Gladys Roy (1896 - August 15, 1927) was an American wing walker, barnstormer and film actress.

==Early life==
Gladys Smith was born in 1896 in Kentucky to Myra (née Voorhees) and Charles Byron Smith. Some sources incorrectly put her date of birth at 1902 or 1904, although her gravestone states 1896. Some sources suggest she was born in Minneapolis. She had two sisters, Viola and Grace and three brothers, Robert "Lee", Charles "Les," and Chadwick "Chad" Smith, who were also well-known pilots, flying with Northwest Airlines and all inducted into the Minnesota Aviation Hall of Fame. She married Arthur J. Roy and performed under the name Gladys Roy.

== Aviation career ==
She was a barnstormer or aerial aviation performer in the 1920s in Minnesota and California areas. She started in 1921 as a parachute jumper, later becoming a wing walker. She was more famous for conducting a variety of stunts on the upper wings of a flying airplane, including playing tennis with Ivan Unger in 1925, walking blindfolded across the wings, and dancing the Charleston. She claimed to hold the world record for a low parachute jump, and completed a parachute jump from 17,000 feet. She was earning $200 to $500 per performance around 1924, with her earnings dropping in 1926 to $100 a performance. In May 1926, she told the Los Angeles Times, "Of late the crowds are beginning to tire of even my most difficult stunts and so I must necessarily invent new ones, that is, I want to hold my reputation as a dare-devil. Eventually an accident will occur..."
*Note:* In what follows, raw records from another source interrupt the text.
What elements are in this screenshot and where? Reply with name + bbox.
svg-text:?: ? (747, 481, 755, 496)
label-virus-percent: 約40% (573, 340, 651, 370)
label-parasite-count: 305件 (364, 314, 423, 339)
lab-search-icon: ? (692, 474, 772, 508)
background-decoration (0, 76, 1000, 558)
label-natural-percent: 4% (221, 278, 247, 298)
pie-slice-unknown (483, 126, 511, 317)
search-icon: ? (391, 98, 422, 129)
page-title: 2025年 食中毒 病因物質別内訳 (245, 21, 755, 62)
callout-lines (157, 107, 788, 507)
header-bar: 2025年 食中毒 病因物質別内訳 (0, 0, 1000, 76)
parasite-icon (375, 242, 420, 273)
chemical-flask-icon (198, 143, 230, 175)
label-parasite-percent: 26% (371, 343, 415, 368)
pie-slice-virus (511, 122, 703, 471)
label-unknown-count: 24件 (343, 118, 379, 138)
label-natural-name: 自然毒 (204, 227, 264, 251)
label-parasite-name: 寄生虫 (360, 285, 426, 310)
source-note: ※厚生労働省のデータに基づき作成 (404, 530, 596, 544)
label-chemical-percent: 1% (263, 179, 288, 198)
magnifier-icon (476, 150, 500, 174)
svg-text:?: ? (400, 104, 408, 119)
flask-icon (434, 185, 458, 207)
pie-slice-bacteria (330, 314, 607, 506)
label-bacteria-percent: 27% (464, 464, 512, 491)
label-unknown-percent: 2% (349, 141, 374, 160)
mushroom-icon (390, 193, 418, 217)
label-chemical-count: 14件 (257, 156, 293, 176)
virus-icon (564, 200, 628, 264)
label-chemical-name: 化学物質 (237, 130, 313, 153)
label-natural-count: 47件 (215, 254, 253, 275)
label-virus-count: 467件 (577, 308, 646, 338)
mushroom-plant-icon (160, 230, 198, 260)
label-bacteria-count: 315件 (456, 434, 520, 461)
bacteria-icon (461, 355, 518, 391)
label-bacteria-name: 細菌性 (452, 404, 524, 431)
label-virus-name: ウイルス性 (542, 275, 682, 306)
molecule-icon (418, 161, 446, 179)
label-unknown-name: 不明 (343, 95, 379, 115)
Her agent was the Western Vaudeville Managers' Association, booking her in fairs across the west of the United States. Roy did stunt work for the Lord Motor Car Company, along with exhibition work for various real estate exhibitions and auctions including John P. Mills Real estate. Roy appeared in the 1925 film, The Fighting Ranger, but was seriously injured when she was thrown from a horse during production.

Roy died in Ohio on August 15, 1927, when she accidentally walked into a spinning propeller of a parked aircraft. She had been posing for pictures in an airplane with a local "bathing beauty" contestant. At the time of her death she had been planning a flight from New York to Rome with Lt. Delmar Snyder.